# sturmy archer 3 speed hub problem



## Long Beach Leo (Jun 30, 2017)

I have a 1950 sturmy archer hub that has a threaded sprocket.  It appears to be installed backwards.  How do I remove it?


----------



## TR6SC (Jun 30, 2017)

Long Beach Leo said:


> I have a 1950 sturmy archer hub that has a threaded sprocket.  It appears to be installed backwards.  How do I remove it?



What about a pic?


----------



## sam (Jul 1, 2017)

You can pull the driver out and hold it in a vise and unscrew the cog. Drop it back in and put the cone nut back on.


----------



## SirMike1983 (Jul 1, 2017)

sam said:


> You can pull the driver out and hold it in a vise and unscrew the cog. Drop it back in and put the cone nut back on.

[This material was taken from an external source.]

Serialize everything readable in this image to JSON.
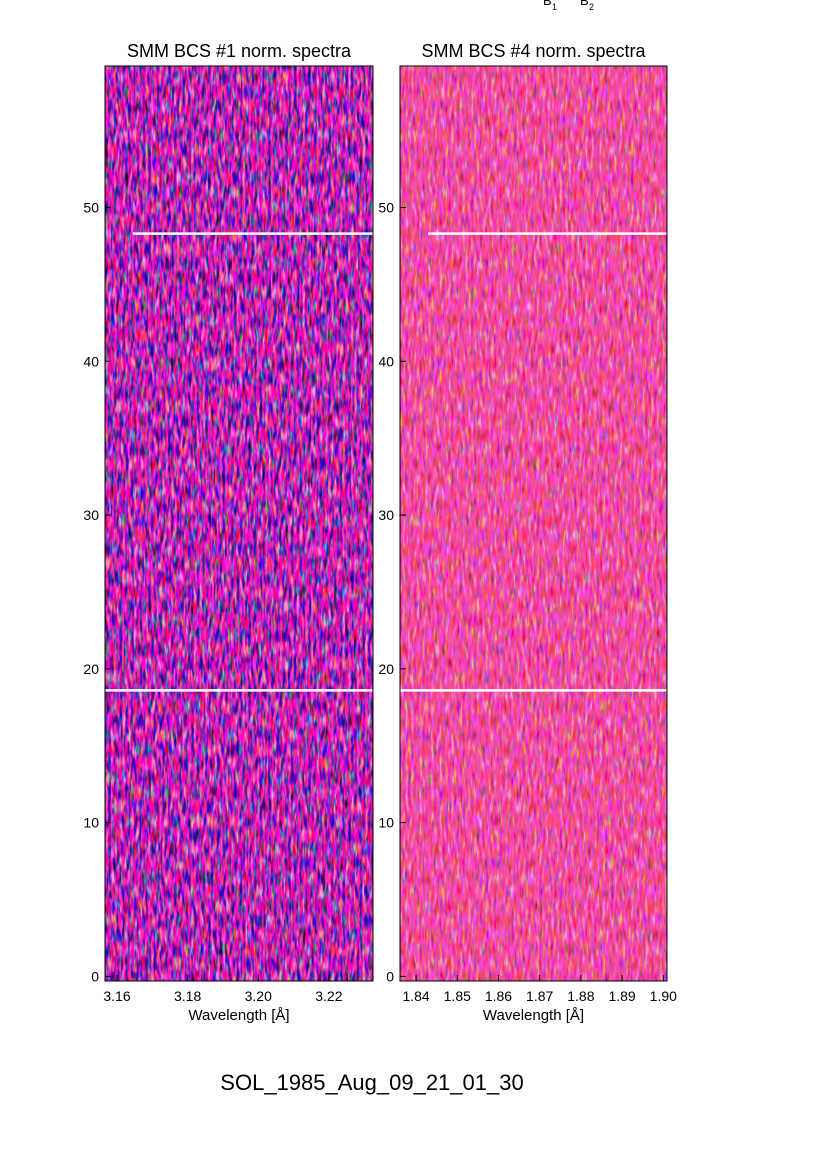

Yeah, I do it this way too. I use a vise lined with couple little blocks of wood with semi-circular cut outs as pads for the driver (it's very hard and very brittle on the surface). I then take a torch and Kano Kroil to the threaded area, just enough to wick in the Kroil as it cools (don't go too hot). I then take a chain whip and unscrew the cog. 

My success rate is 50-50 at best. Some of them JUST WILL NOT GO. The reason is that the cog screws down tighter as you pedal. If you're someone who pile-drives standing on the pedals up hill, then you'll really, really tighten that cog down (like a freewheel would). The problem is that the cog does not have the keyed center the way the freewheel does. The freewheel tool lets you unscrew the freewheel, but the Sturmey threaded cog has no such thing - just the chain whip.

I've had much, much better success just swapping in a driver with a three-splined set up so I can use a cog of choice. I think the swap to splined happened about 1952 or so.

Have you tracked the chain line? Maybe the cog was on that way for a reason, that the chain line worked out in that spot.


----------